Taşsız olabilirim; Yazısız kalabilirim;
Bayraksız olamam!..”
Arif Nihat ASYA
“Milletimiz izin vermedikçe bu ülkeyi kimse bölemez!” söylemi kulağa ne kadar da hoş geliyor değil mi? Lakin milletimiz toplum mühendisleri tarafından öyle işlendi ki, işin ne hayrı, ne birlik-beraberliği ne de ‘gardaşlığı’ kaldı…
Geldiğimiz noktaya bakıyoruz; kıvançta, tasada, sevinçte, hüzünde artık hiç ortak değiliz. Konu insanımız dahi olsa merhametimizin de gözü değişti. Birinin gördüğünü diğeri görmek istemiyor artık. Gözyaşlarının mevsimi farklılaştı, artık hep hazan… Gözler hangi yöne bakarsa, yürekte oraya akarmış ya, yüreklerimizin yönü değişti.

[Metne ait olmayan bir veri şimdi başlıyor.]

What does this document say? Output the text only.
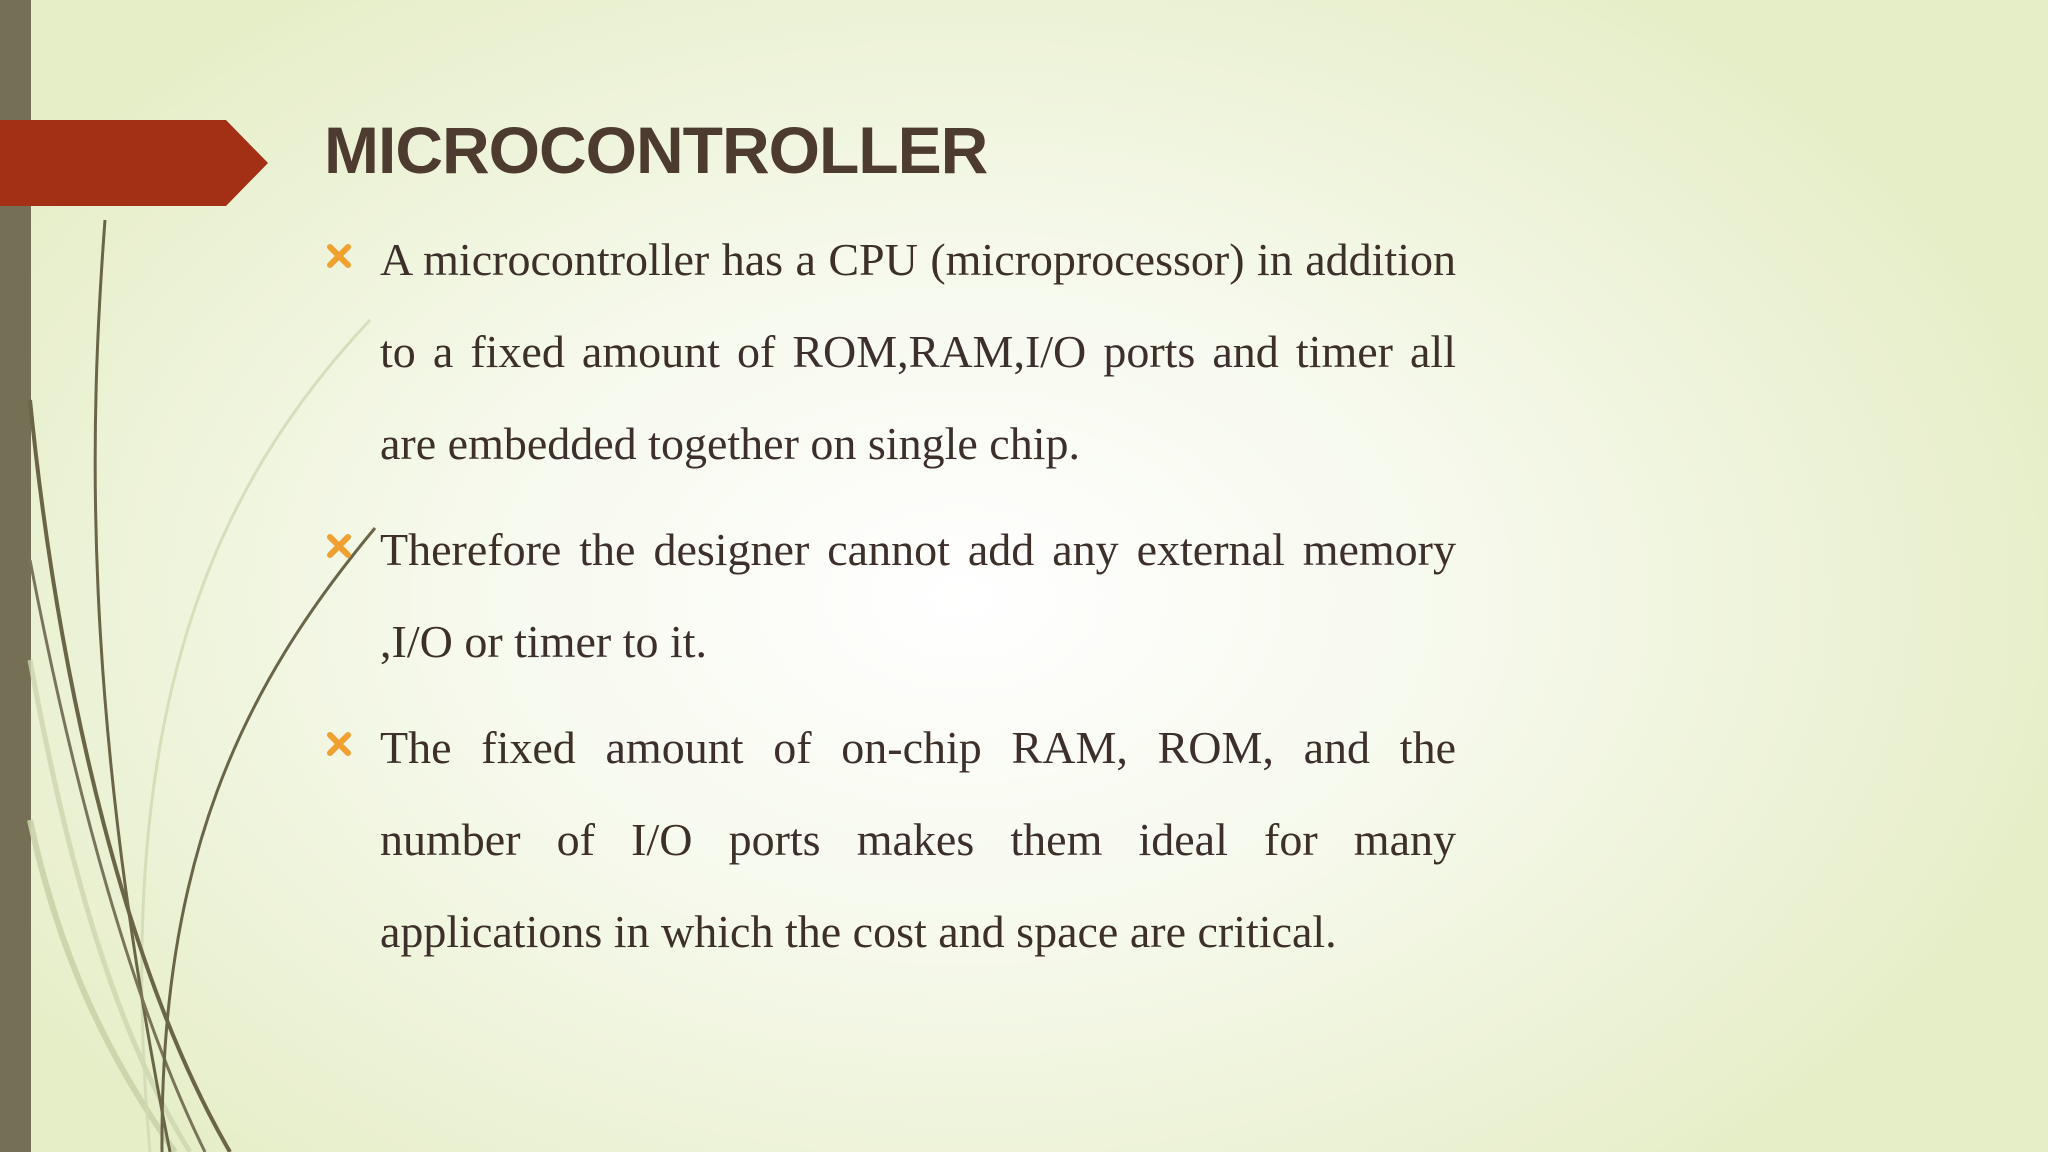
MICROCONTROLLER

A microcontroller has a CPU (microprocessor) in addition to a fixed amount of ROM,RAM,I/O ports and timer all are embedded together on single chip.

Therefore the designer cannot add any external memory ,I/O or timer to it.

The fixed amount of on-chip RAM, ROM, and the number of I/O ports makes them ideal for many applications in which the cost and space are critical.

Yani kısacası yüreklerimiz çoktan bölündü, yorgun rüzgârlarda savrulan yapraklar misali her biri bir köşeye, bir başkalığa karıştı.

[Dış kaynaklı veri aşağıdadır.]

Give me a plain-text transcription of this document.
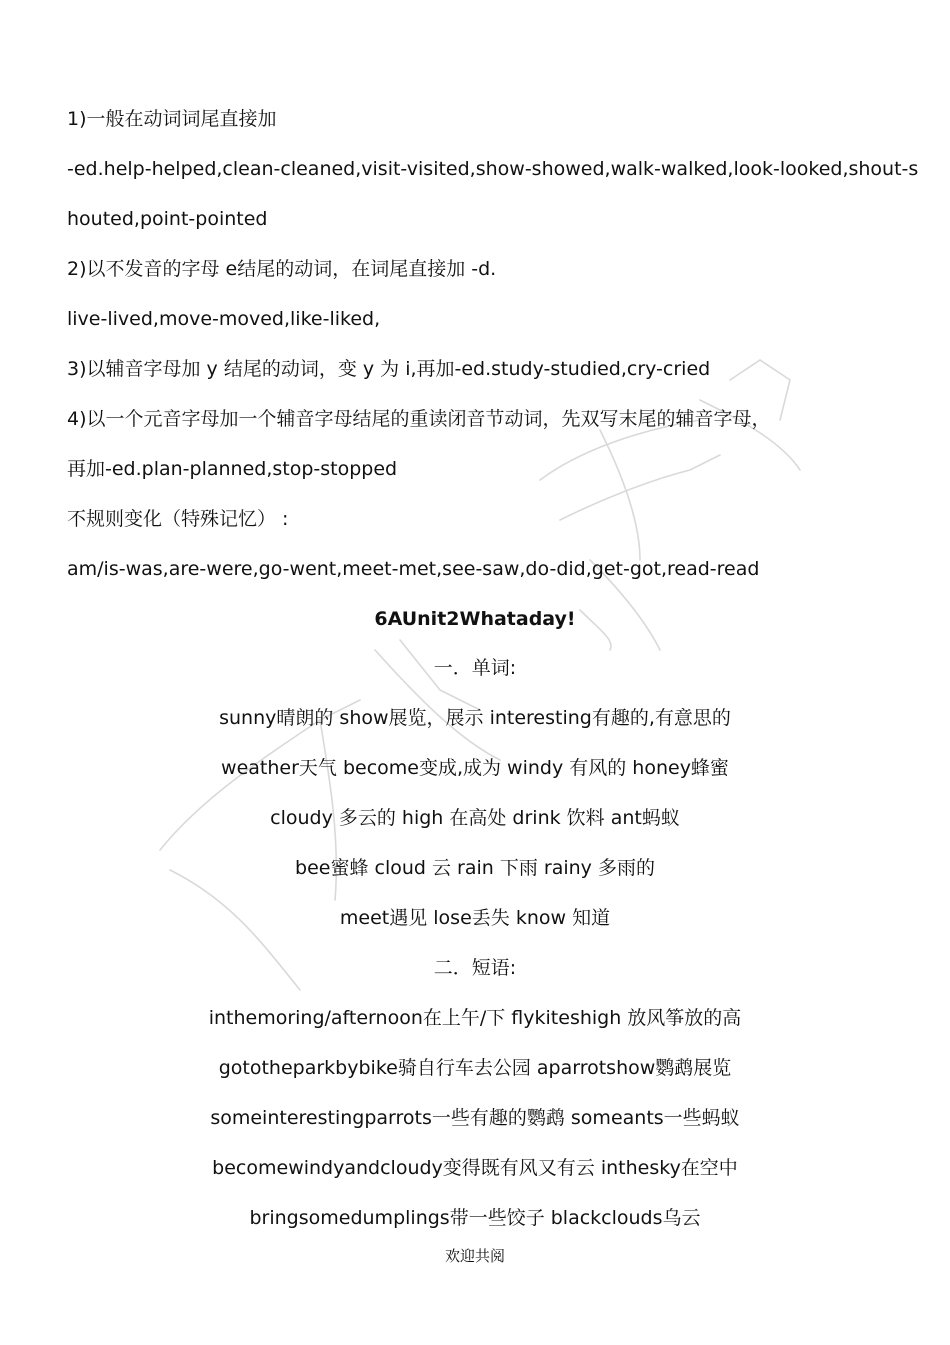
1)一般在动词词尾直接加
-ed.help-helped,clean-cleaned,visit-visited,show-showed,walk-walked,look-looked,shout-s
houted,point-pointed
2)以不发音的字母 e结尾的动词，在词尾直接加 -d.
live-lived,move-moved,like-liked,
3)以辅音字母加 y 结尾的动词，变 y 为 i,再加-ed.study-studied,cry-cried
4)以一个元音字母加一个辅音字母结尾的重读闭音节动词，先双写末尾的辅音字母，
再加-ed.plan-planned,stop-stopped
不规则变化（特殊记忆） :
am/is-was,are-were,go-went,meet-met,see-saw,do-did,get-got,read-read
6AUnit2Whataday!
一．单词:
sunny晴朗的 show展览，展示 interesting有趣的,有意思的
weather天气 become变成,成为 windy 有风的 honey蜂蜜
cloudy 多云的 high 在高处 drink 饮料 ant蚂蚁
bee蜜蜂 cloud 云 rain 下雨 rainy 多雨的
meet遇见 lose丢失 know 知道
二．短语:
inthemoring/afternoon在上午/下 flykiteshigh 放风筝放的高
gototheparkbybike骑自行车去公园 aparrotshow鹦鹉展览
someinterestingparrots一些有趣的鹦鹉 someants一些蚂蚁
becomewindyandcloudy变得既有风又有云 inthesky在空中
bringsomedumplings带一些饺子 blackclouds乌云
欢迎共阅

En büyük ortak paydamızdı ay-yıldızlı al bayrak. “Gölgesinde serinlediğimiz, kızıllığında ısındığımız, bizim gözümüzle bakmayanın mezarını kazdığımız”, kendi gök kubbemizdi o bizim. En mahrem, en kutsal, yer küredeki en ulvi varlığımızdı. Öyle ya; “Allah’a, Kur’an’a, Bayrağa” diye ettiğimiz yeminlerdi, bizi manevi olarak güçlü kılan tek irade…

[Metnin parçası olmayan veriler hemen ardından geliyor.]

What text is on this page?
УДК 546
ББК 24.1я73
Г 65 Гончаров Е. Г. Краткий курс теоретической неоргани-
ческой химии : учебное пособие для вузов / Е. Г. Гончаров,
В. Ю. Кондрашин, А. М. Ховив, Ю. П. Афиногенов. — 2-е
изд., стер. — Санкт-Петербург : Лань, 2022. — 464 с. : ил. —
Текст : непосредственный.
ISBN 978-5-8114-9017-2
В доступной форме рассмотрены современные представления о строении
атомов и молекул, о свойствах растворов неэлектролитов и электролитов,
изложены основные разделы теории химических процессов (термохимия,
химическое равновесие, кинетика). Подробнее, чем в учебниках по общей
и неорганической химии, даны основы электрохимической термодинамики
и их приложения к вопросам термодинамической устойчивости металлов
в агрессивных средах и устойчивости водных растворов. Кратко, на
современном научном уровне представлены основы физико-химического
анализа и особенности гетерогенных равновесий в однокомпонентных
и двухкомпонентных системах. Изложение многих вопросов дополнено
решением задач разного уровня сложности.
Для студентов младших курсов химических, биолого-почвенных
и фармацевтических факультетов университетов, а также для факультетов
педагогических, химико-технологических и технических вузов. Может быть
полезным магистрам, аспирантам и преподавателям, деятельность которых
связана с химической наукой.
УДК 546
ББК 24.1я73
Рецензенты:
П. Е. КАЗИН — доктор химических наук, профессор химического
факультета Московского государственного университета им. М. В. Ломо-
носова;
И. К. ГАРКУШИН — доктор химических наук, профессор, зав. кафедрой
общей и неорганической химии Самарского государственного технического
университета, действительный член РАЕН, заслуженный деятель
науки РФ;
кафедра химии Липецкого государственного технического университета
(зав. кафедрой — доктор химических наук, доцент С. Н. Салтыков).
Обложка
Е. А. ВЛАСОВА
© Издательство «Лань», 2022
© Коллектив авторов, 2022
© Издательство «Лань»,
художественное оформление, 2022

Şimdi saldırılıyor, tüm kutsallarımıza saldırılıyor. Hem de ülkeyi yönetenlerin gözleri önünde, onların teşvikiyle saldırılıyor. İnanın ki Başbakan bayrak indirilme olayından sonra çıkıp: “Ne demek ya? O bayrağı indireni, neyse alacaksın indireceksin, gereğini de yapacaksın. Yapmıyorsan da sorumlusun.” diye derken doğruları demiyor, aklından geçenleri söylemiyor. Keza öyle olsa aynı zamanda çıkıp Başbakan Yardımcısı Bülent Arınç’ta: “Cezası o anda verilebilirdi, eğer sabır olmasaydı, eğer hükümetin siyasi iradesine bağlılık olmasaydı.” diye tam tezat şekilde bir açıklamada bulunur muydu? (Yani kendi ağzıyla, hükümetin siyasi iradesinin bayrak indirilme olayını dahi makul görebileceğini itiraf etmiş oluyor.)
Süreç denilen o meret, toplumumuzdaki birlik, bütünlüğü bozduğu gibi, insanımızın psikolojisini de harap etmiş halde; görünen bu. Kışlada elinde silah olan askerimiz dahi, bu kutsala saldırış, mahreme tecavüz hamlesinde bulunan melunları dahi etkisiz hale getirmekten acizse, bunun başka bir adı olamaz.
Resmin diğer tarafına bakacak olursak şayet: Askerimiz hakkı olan bu fiili yerine getirseydi, millet gözünde yine ‘vatanın ilelebet koruyucusu’ olma unvanını koruyacak; fakat Başbakanımızın nazarında en hafif ifadeler ile:’Ergenekoncu, Balyozcu, Paralelci, derin devlet artığı, kaos odaklı, barış düşmanı’ kimseler olarak tanımlanacaklardı. Siz bakmayın ‘indireceksin, gereğini yapacaksın’ diye onun şimdi caka satmasına!..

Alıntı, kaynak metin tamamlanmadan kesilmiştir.